Particularly when you’re in your first few classes, expect everything to take longer than you think it will. You may be perfectly smart and capable to handle the class work, but you need to re-learn how to study. How to take relevant notes. Your learning style may have shifted, too. I used to be a much more visual learner; if you told me something, it often went in one ear and out the other but if I read it, it stuck. Now, I am much more adept at auditory learning. Things may have shifted for you. Be open to that.

And I bet it’s been decades since you’ve had to write a persuasive paper, complete with documentation. Give yourself the room to have to re-learn how to write. Every college has a writing center/tutoring system of some sort. Take advantage of it.

Non-traditional learners are an increasing presence on campuses across the country, and many schools have put support programs in place for older students, like yourself. These are students who have outside demands and external responsibilities…like a husband who’s recovering from bypass surgery. Older students, quite simply, have different needs. You may want to look at schools that embrace their non-traditionals. Not that going to a party school wouldn’t be a hoot, but you may find that you’d fare better in a place with more age-consistent peers.

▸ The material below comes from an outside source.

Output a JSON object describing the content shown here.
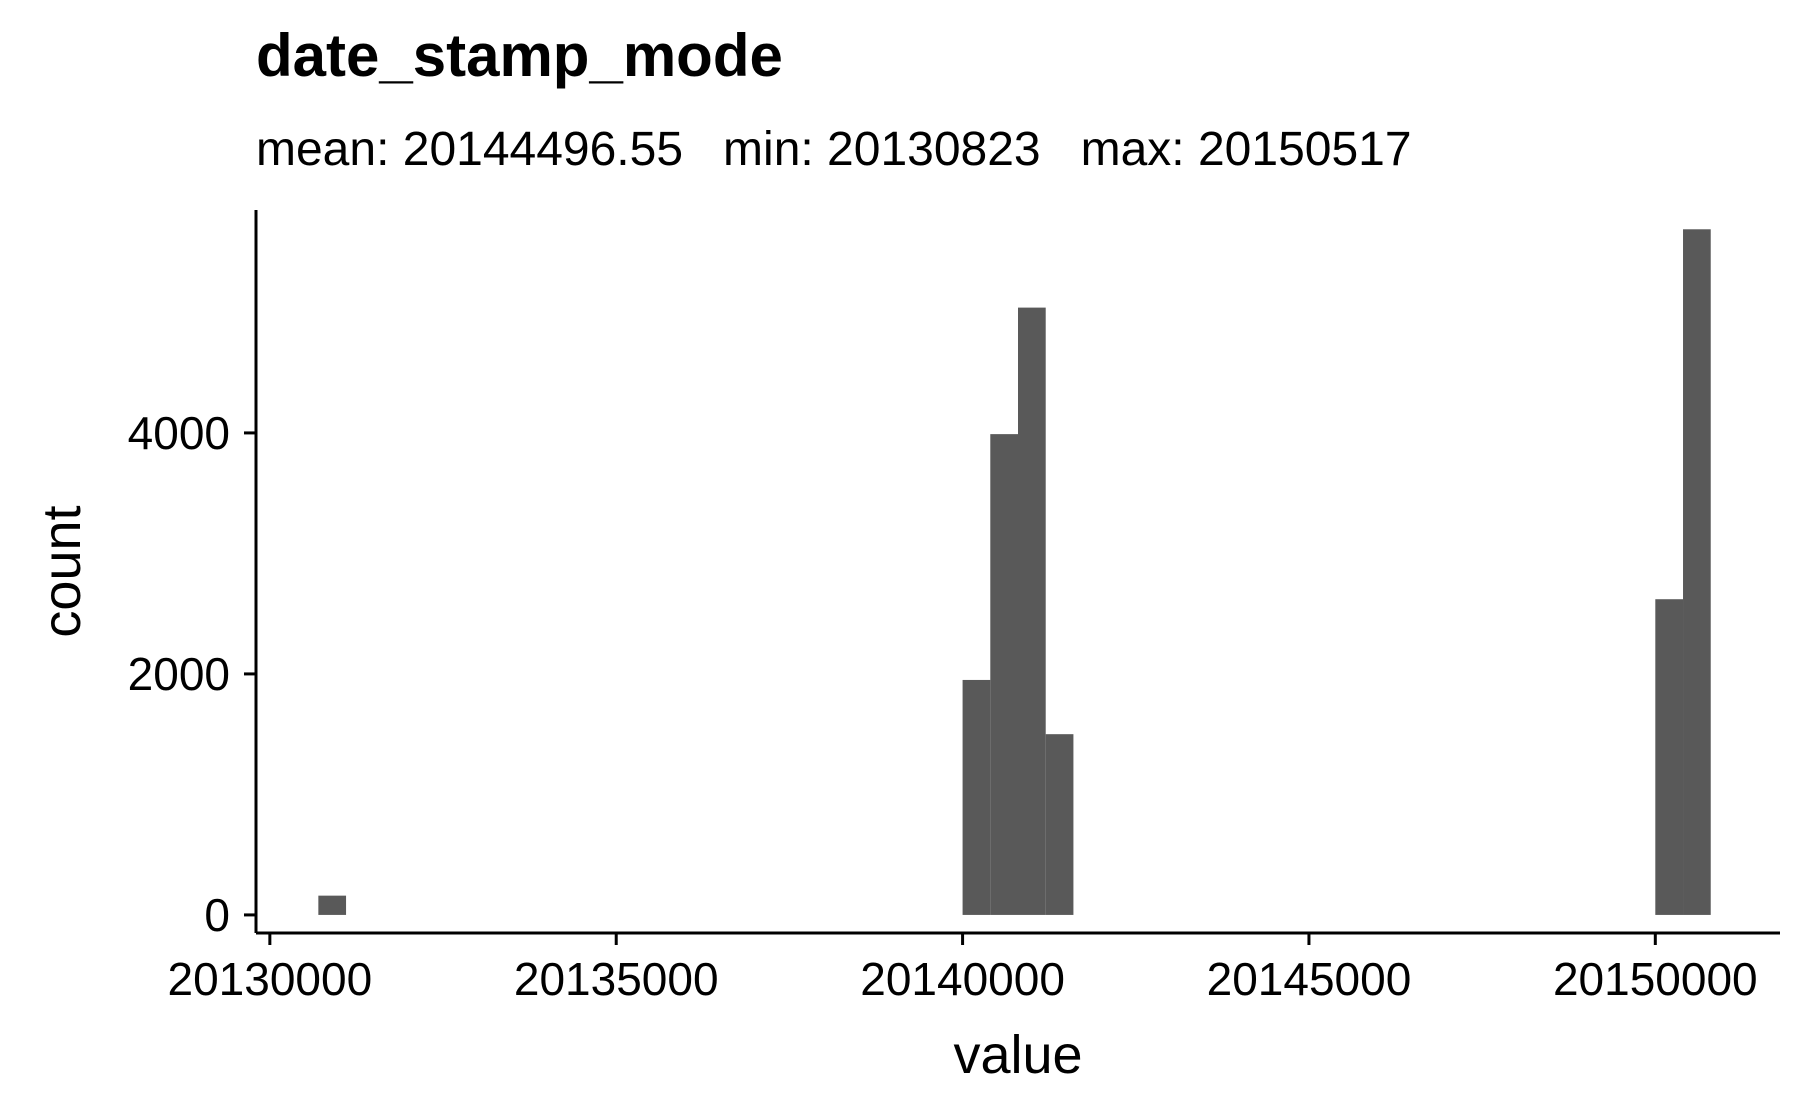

Dive in deep into the classes you don’t love. You’re not a math person? That’s fine, as long as you take down your walls before you enter the class. You may take lessons away from those classes that you could never have anticipated (I’ll tell you about my astronomy class, one day). And if you’re going to go to college and get a degree, you’ll have to take classes you won’t love. So choose to get the most out of them that you can. You’re paying for it, so why not?

Study what you love. You’ve waited more than thirty years for this. Don’t stifle your interests now. Be the co-ed you’ve always wanted to be.